# Love's return



## Firebird (Sep 5, 2014)

In the distance,
I saw love 
clambering out of the water -
her clothes 
trying to drag her back in.
I called to her 
to return,
but instead
she took off the clothes 
I'd given her
and dried her naked body
in the wind.


----------



## Nellie (Sep 5, 2014)

Lovely poem.


----------



## Firemajic (Sep 5, 2014)

Provocative, bewitching and beautiful. Leaves me wanting to know more...Well done.     Peace...Jul


----------



## gokedik (Sep 5, 2014)

Agreed, beautiful imagery, I was there, you sent me, Thank you. Gimme more!


----------



## escorial (Sep 6, 2014)

saucy dude..liked


----------



## AnnePrice (Sep 6, 2014)

Nice...makes me want to feel a breeze myself.


----------



## Firemajic (Sep 6, 2014)

I have a slight problem with the word "clambering"  In the 3rd line. This makes her sound clumsy, and the rest of the poem sounds so elegant...  Peace...Jul


----------



## gokedik (Sep 6, 2014)

Firebird said:


> In the distance,
> I saw love
> clambering out of the water -
> her clothes
> ...


I had to post because I saw someone criticizing, not critiquing. This poem takes me there, I see a stormy shore and a renaissance style woman standing on the jetty with her long, curly hair blowing in the wind. Get over the semantics. Let your mind go, follow the visual, this is a WONDERFUL poem. I don't get jealous but see it more of a catalyst but if I was jealous, this would be the poem. Down to the period,FANTASTIC piece. CHEERS, MATE.


----------



## Firemajic (Sep 6, 2014)

Firebird--In no way was I criticizing your lovely,elegant poem...I am never offended when anyone makes a thoughtful suggestion about my work, and I hope you feel the same way, this Forum is all about sharing ideas and thoughts , and hopefully becoming better writers. I enjoyed reading your work.  Peace...Jul


----------



## Firebird (Sep 6, 2014)

I'm just about to put my four year old to bed. But I just wanted you to let you know that no offence is taken. I'll come back to this and give my thoughts later tonight (I'm in the uk).

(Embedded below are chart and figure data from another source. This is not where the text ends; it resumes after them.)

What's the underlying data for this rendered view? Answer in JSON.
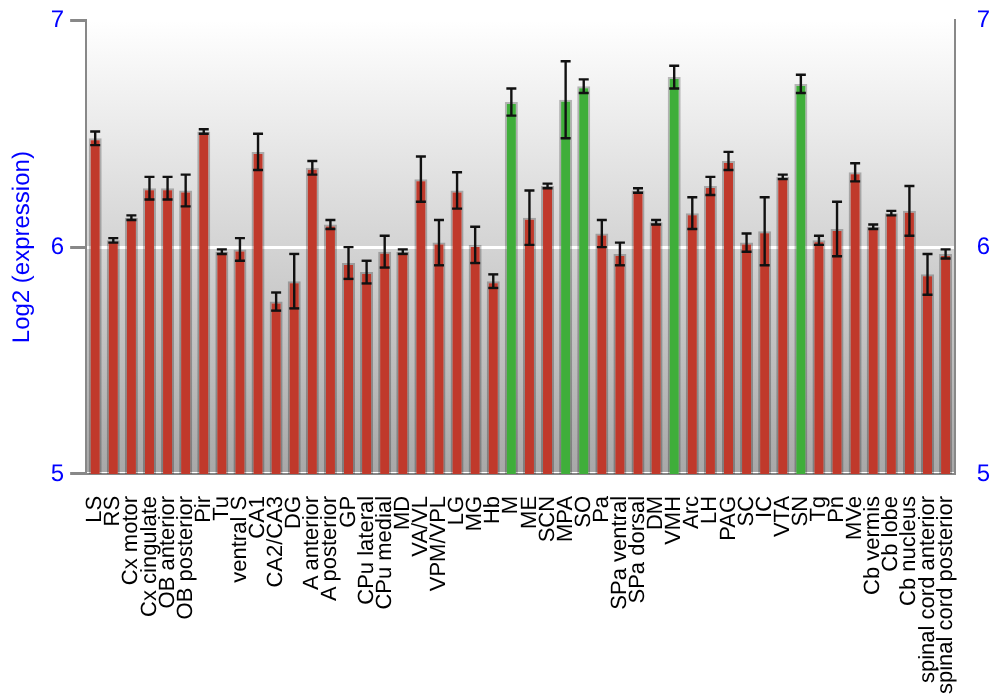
{
  "chart_data": {
    "type": "bar",
    "ylabel": "Log2 (expression)",
    "categories": [
      "LS",
      "RS",
      "Cx motor",
      "Cx cingulate",
      "OB anterior",
      "OB posterior",
      "Pir",
      "Tu",
      "ventral S",
      "CA1",
      "CA2/CA3",
      "DG",
      "A anterior",
      "A posterior",
      "GP",
      "CPu lateral",
      "CPu medial",
      "MD",
      "VA/VL",
      "VPM/VPL",
      "LG",
      "MG",
      "Hb",
      "M",
      "ME",
      "SCN",
      "MPA",
      "SO",
      "Pa",
      "SPa ventral",
      "SPa dorsal",
      "DM",
      "VMH",
      "Arc",
      "LH",
      "PAG",
      "SC",
      "IC",
      "VTA",
      "SN",
      "Tg",
      "Pn",
      "MVe",
      "Cb vermis",
      "Cb lobe",
      "Cb nucleus",
      "spinal cord anterior",
      "spinal cord posterior"
    ],
    "values": [
      6.48,
      6.03,
      6.13,
      6.26,
      6.26,
      6.25,
      6.51,
      5.98,
      5.99,
      6.42,
      5.76,
      5.85,
      6.35,
      6.1,
      5.93,
      5.89,
      5.98,
      5.98,
      6.3,
      6.02,
      6.25,
      6.01,
      5.85,
      6.64,
      6.13,
      6.27,
      6.65,
      6.71,
      6.06,
      5.97,
      6.25,
      6.11,
      6.75,
      6.15,
      6.27,
      6.38,
      6.02,
      6.07,
      6.31,
      6.72,
      6.03,
      6.08,
      6.33,
      6.09,
      6.15,
      6.16,
      5.88,
      5.97
    ],
    "errors": [
      0.03,
      0.01,
      0.01,
      0.05,
      0.05,
      0.07,
      0.01,
      0.01,
      0.05,
      0.08,
      0.04,
      0.12,
      0.03,
      0.02,
      0.07,
      0.05,
      0.07,
      0.01,
      0.1,
      0.1,
      0.08,
      0.08,
      0.03,
      0.06,
      0.12,
      0.01,
      0.17,
      0.03,
      0.06,
      0.05,
      0.01,
      0.01,
      0.05,
      0.07,
      0.04,
      0.04,
      0.04,
      0.15,
      0.01,
      0.04,
      0.02,
      0.12,
      0.04,
      0.01,
      0.01,
      0.11,
      0.09,
      0.02
    ],
    "colors": [
      "#c0392b",
      "#c0392b",
      "#c0392b",
      "#c0392b",
      "#c0392b",
      "#c0392b",
      "#c0392b",
      "#c0392b",
      "#c0392b",
      "#c0392b",
      "#c0392b",
      "#c0392b",
      "#c0392b",
      "#c0392b",
      "#c0392b",
      "#c0392b",
      "#c0392b",
      "#c0392b",
      "#c0392b",
      "#c0392b",
      "#c0392b",
      "#c0392b",
      "#c0392b",
      "#3fae3a",
      "#c0392b",
      "#c0392b",
      "#3fae3a",
      "#3fae3a",
      "#c0392b",
      "#c0392b",
      "#c0392b",
      "#c0392b",
      "#3fae3a",
      "#c0392b",
      "#c0392b",
      "#c0392b",
      "#c0392b",
      "#c0392b",
      "#c0392b",
      "#3fae3a",
      "#c0392b",
      "#c0392b",
      "#c0392b",
      "#c0392b",
      "#c0392b",
      "#c0392b",
      "#c0392b",
      "#c0392b"
    ],
    "ylim": [
      5,
      7
    ],
    "yticks": [
      5,
      6,
      7
    ],
    "y2lim": [
      5,
      7
    ],
    "y2ticks": [
      5,
      6,
      7
    ],
    "grid": "y"
  }
}
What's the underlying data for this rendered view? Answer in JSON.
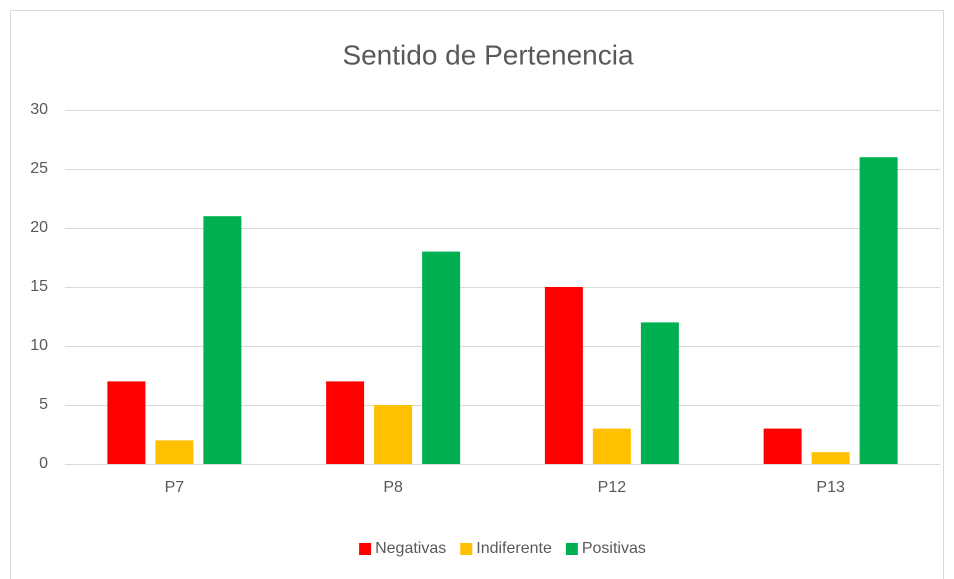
{
  "chart_data": {
    "type": "bar",
    "title": "Sentido de Pertenencia",
    "categories": [
      "P7",
      "P8",
      "P12",
      "P13"
    ],
    "series": [
      {
        "name": "Negativas",
        "color": "#ff0000",
        "values": [
          7,
          7,
          15,
          3
        ]
      },
      {
        "name": "Indiferente",
        "color": "#ffc000",
        "values": [
          2,
          5,
          3,
          1
        ]
      },
      {
        "name": "Positivas",
        "color": "#00b050",
        "values": [
          21,
          18,
          12,
          26
        ]
      }
    ],
    "ylim": [
      0,
      30
    ],
    "yticks": [
      0,
      5,
      10,
      15,
      20,
      25,
      30
    ],
    "grid": true,
    "legend": "bottom"
  }
}
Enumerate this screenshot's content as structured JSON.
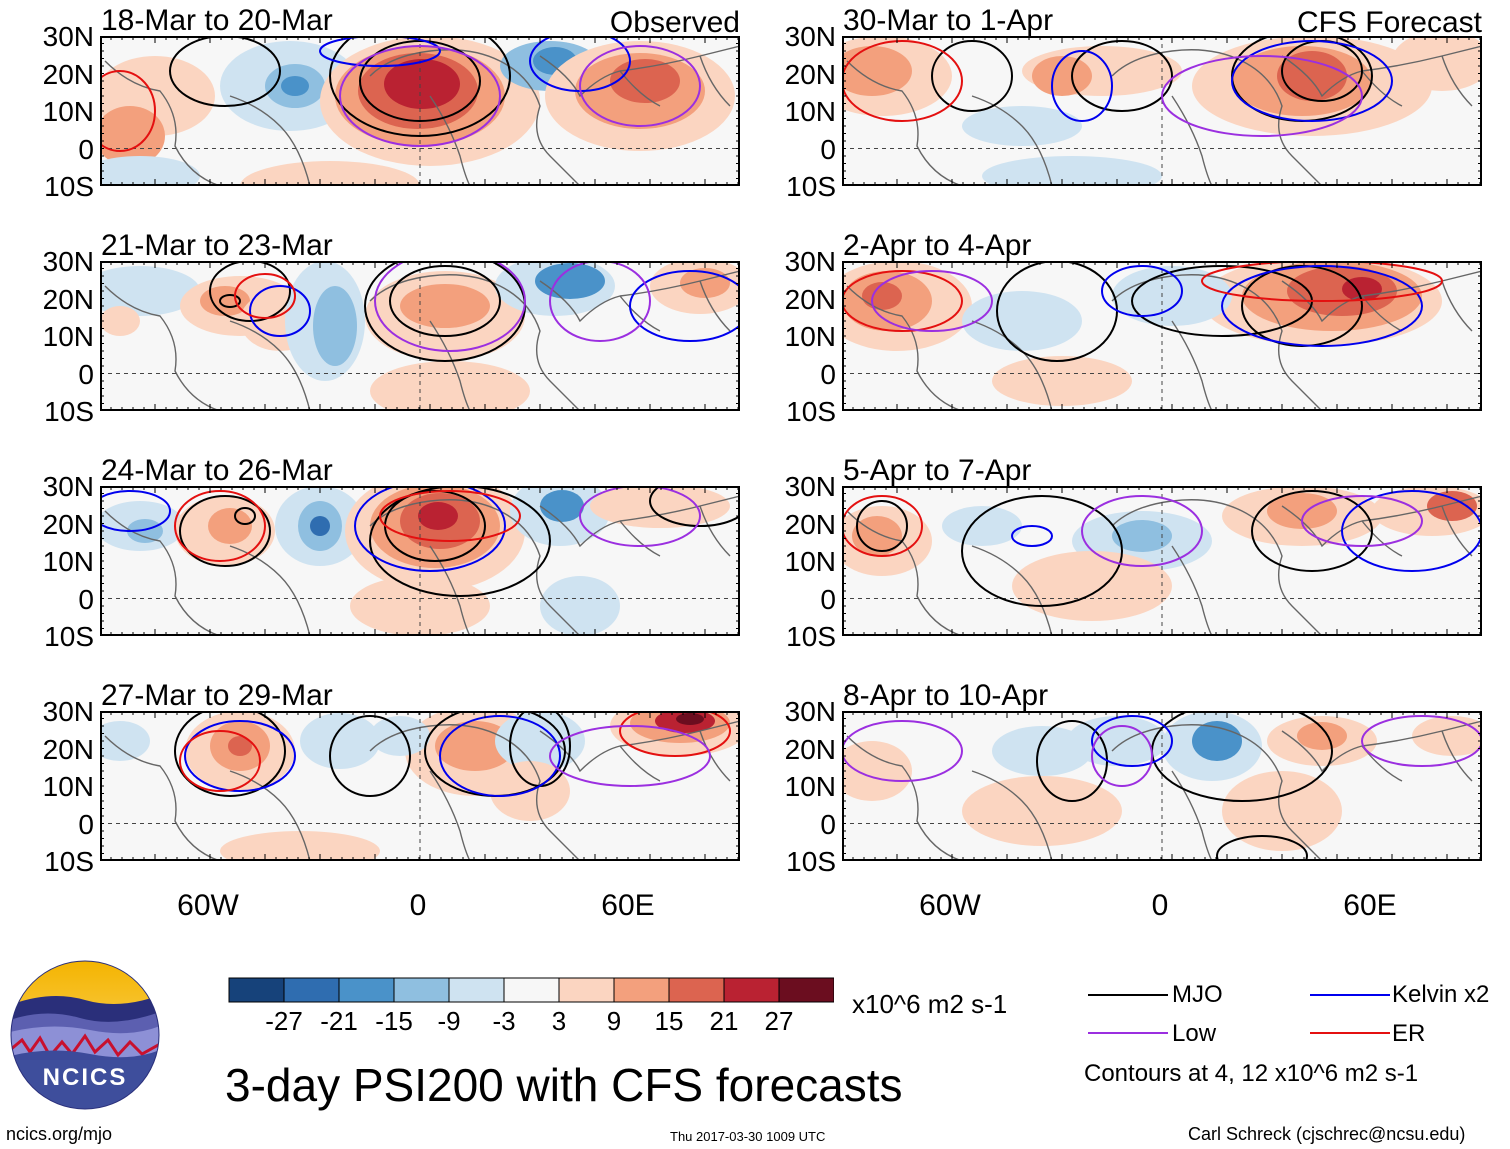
{
  "colors": {
    "blue_dark": "#16427a",
    "blue_mid": "#2f6db0",
    "blue_med": "#4a92c9",
    "blue_light": "#8fbfe0",
    "blue_pale": "#cfe3f1",
    "neutral": "#f7f7f7",
    "red_pale": "#fbd5c1",
    "red_light": "#f3a07d",
    "red_med": "#dc6450",
    "red_strong": "#ba2232",
    "red_dark": "#6b0d1f",
    "mjo": "#000000",
    "kelvin": "#0000ee",
    "low": "#9b2fe0",
    "er": "#e41010"
  },
  "panels": [
    {
      "title": "18-Mar to 20-Mar",
      "label": "Observed",
      "group": "observed"
    },
    {
      "title": "21-Mar to 23-Mar",
      "label": "",
      "group": "observed"
    },
    {
      "title": "24-Mar to 26-Mar",
      "label": "",
      "group": "observed"
    },
    {
      "title": "27-Mar to 29-Mar",
      "label": "",
      "group": "observed"
    },
    {
      "title": "30-Mar to 1-Apr",
      "label": "CFS Forecast",
      "group": "forecast"
    },
    {
      "title": "2-Apr to 4-Apr",
      "label": "",
      "group": "forecast"
    },
    {
      "title": "5-Apr to 7-Apr",
      "label": "",
      "group": "forecast"
    },
    {
      "title": "8-Apr to 10-Apr",
      "label": "",
      "group": "forecast"
    }
  ],
  "lat_labels": [
    "30N",
    "20N",
    "10N",
    "0",
    "10S"
  ],
  "lon_labels": [
    "60W",
    "0",
    "60E"
  ],
  "colorbar": {
    "unit": "x10^6 m2 s-1",
    "labels": [
      "-27",
      "-21",
      "-15",
      "-9",
      "-3",
      "3",
      "9",
      "15",
      "21",
      "27"
    ]
  },
  "legend": {
    "items": [
      {
        "label": "MJO",
        "color": "#000000"
      },
      {
        "label": "Kelvin x2",
        "color": "#0000ee"
      },
      {
        "label": "Low",
        "color": "#9b2fe0"
      },
      {
        "label": "ER",
        "color": "#e41010"
      }
    ],
    "note": "Contours at 4, 12 x10^6 m2 s-1"
  },
  "main_title": "3-day PSI200 with CFS forecasts",
  "logo_text": "NCICS",
  "footer": {
    "url": "ncics.org/mjo",
    "timestamp": "Thu 2017-03-30 1009 UTC",
    "author": "Carl Schreck (cjschrec@ncsu.edu)"
  }
}
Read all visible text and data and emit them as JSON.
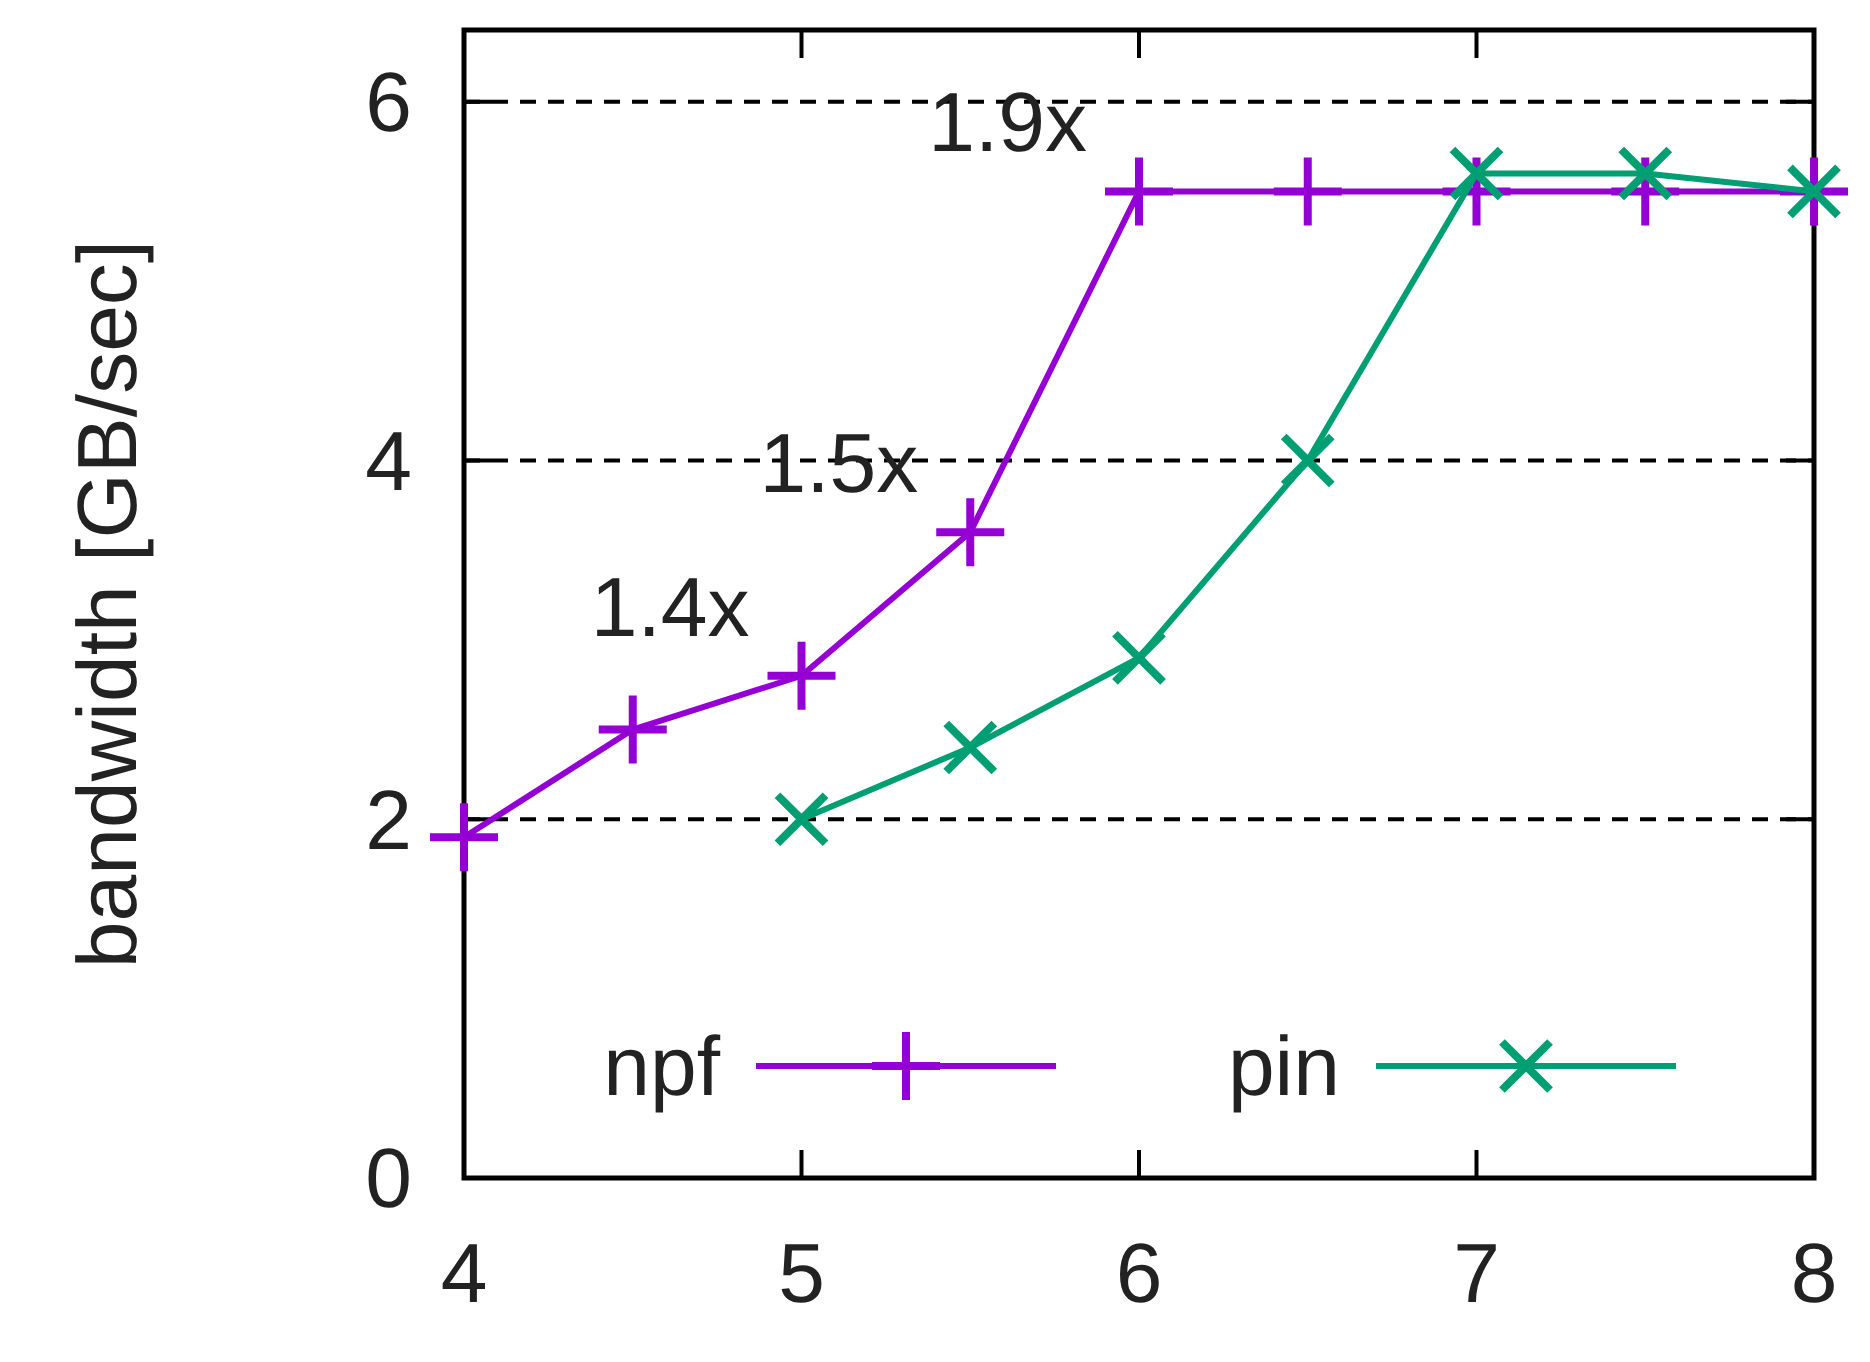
{
  "chart_data": {
    "type": "line",
    "ylabel": "bandwidth [GB/sec]",
    "xlim": [
      4,
      8
    ],
    "xticks": [
      4,
      5,
      6,
      7,
      8
    ],
    "ylim": [
      0,
      6.4
    ],
    "yticks": [
      0,
      2,
      4,
      6
    ],
    "grid": "y",
    "legend": "bottom",
    "marker": "cross",
    "series": [
      {
        "name": "npf",
        "color": "#9400d3",
        "x": [
          4,
          4.5,
          5,
          5.5,
          6,
          6.5,
          7,
          7.5,
          8
        ],
        "values": [
          1.9,
          2.5,
          2.8,
          3.6,
          5.5,
          5.5,
          5.5,
          5.5,
          5.5
        ]
      },
      {
        "name": "pin",
        "color": "#009e73",
        "x": [
          5,
          5.5,
          6,
          6.5,
          7,
          7.5,
          8
        ],
        "values": [
          2.0,
          2.4,
          2.9,
          4.0,
          5.6,
          5.6,
          5.5
        ]
      }
    ],
    "annotations": [
      {
        "text": "1.4x",
        "x": 5,
        "y": 2.8
      },
      {
        "text": "1.5x",
        "x": 5.5,
        "y": 3.6
      },
      {
        "text": "1.9x",
        "x": 6,
        "y": 5.5
      }
    ]
  }
}
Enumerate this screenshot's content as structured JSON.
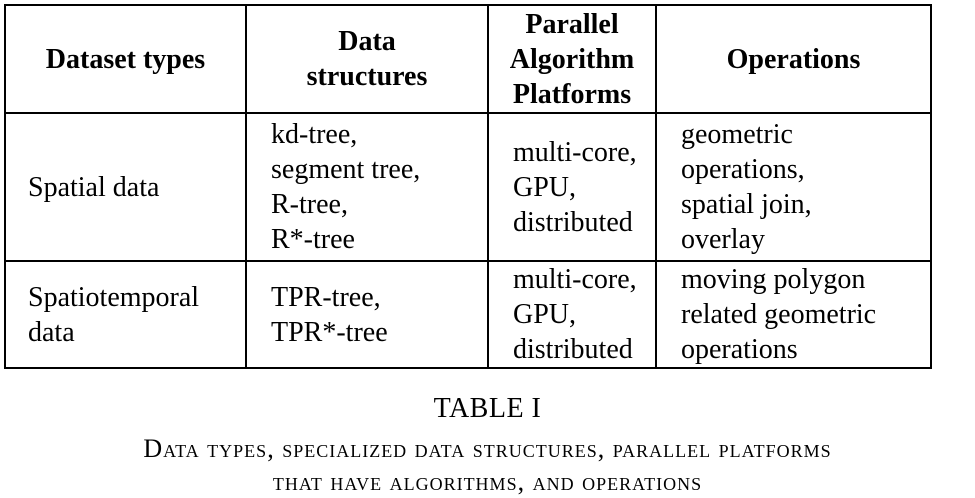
{
  "table": {
    "headers": [
      [
        "Dataset types"
      ],
      [
        "Data",
        "structures"
      ],
      [
        "Parallel",
        "Algorithm",
        "Platforms"
      ],
      [
        "Operations"
      ]
    ],
    "rows": [
      {
        "cells": [
          [
            "Spatial data"
          ],
          [
            "kd-tree,",
            "segment tree,",
            "R-tree,",
            "R*-tree"
          ],
          [
            "multi-core,",
            "GPU,",
            "distributed"
          ],
          [
            "geometric",
            "operations,",
            "spatial join,",
            "overlay"
          ]
        ]
      },
      {
        "cells": [
          [
            "Spatiotemporal",
            "data"
          ],
          [
            "TPR-tree,",
            "TPR*-tree"
          ],
          [
            "multi-core,",
            "GPU,",
            "distributed"
          ],
          [
            "moving polygon",
            "related geometric",
            "operations"
          ]
        ]
      }
    ]
  },
  "caption": {
    "number": "TABLE I",
    "lines": [
      "Data types, specialized data structures, parallel platforms",
      "that have algorithms, and operations"
    ]
  }
}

many thanks for all the reads and likes.

firebird


----------



## Firebird (Sep 6, 2014)

The word 'clamber' is appropriate in my opinion because I wanted give the impression it was a struggle for 'love' to leave the water, because her clothes were dragging her back in. There wasn't meant to be anything graceful about this event. 

Again, many thanks for all your comments and likes. 

Cheers,

Firebird (not offended at all)

PS. Gokedik, thanks for your very high compliment. It's much appreciated.


----------



## Firemajic (Sep 6, 2014)

OHHHH now I get it! You are right--"clambered" is perfection-- here. Elegance restored! Thanks.  Peace...Jul


----------



## E. Zamora (Sep 6, 2014)

Firemajic said:


> Firebird--In no way was I criticizing your lovely,elegant poem...I am never offended when anyone makes a thoughtful suggestion about my work, and I hope you feel the same way, this Forum is all about sharing ideas and thoughts , and hopefully becoming better writers. I enjoyed reading your work.  Peace...Jul



Absolutely. Your comment was appropriate and totally within the boundaries of constructive critique. The day that we all hold back on honest opinion offered respectfully is the day this forum becomes useless to people who want to become better poets.

Cheers,

Esteban


----------



## E. Zamora (Sep 6, 2014)

I like the poem. Good idea and nice imagery.

Cheers,

Esteban


----------



## Blade (Sep 7, 2014)

Firebird said:


> The word 'clamber' is appropriate in my opinion because I wanted give the impression it was a struggle for 'love' to leave the water, because her clothes were dragging her back in. There wasn't meant to be anything graceful about this event.



The word stuck me on first read as it is one rarely encountered. It works excellently here as it sounds like what it is meant to mean, rather heavy and awkward. A rare opportunity for using an offbeat word perfectly.:eagerness:


----------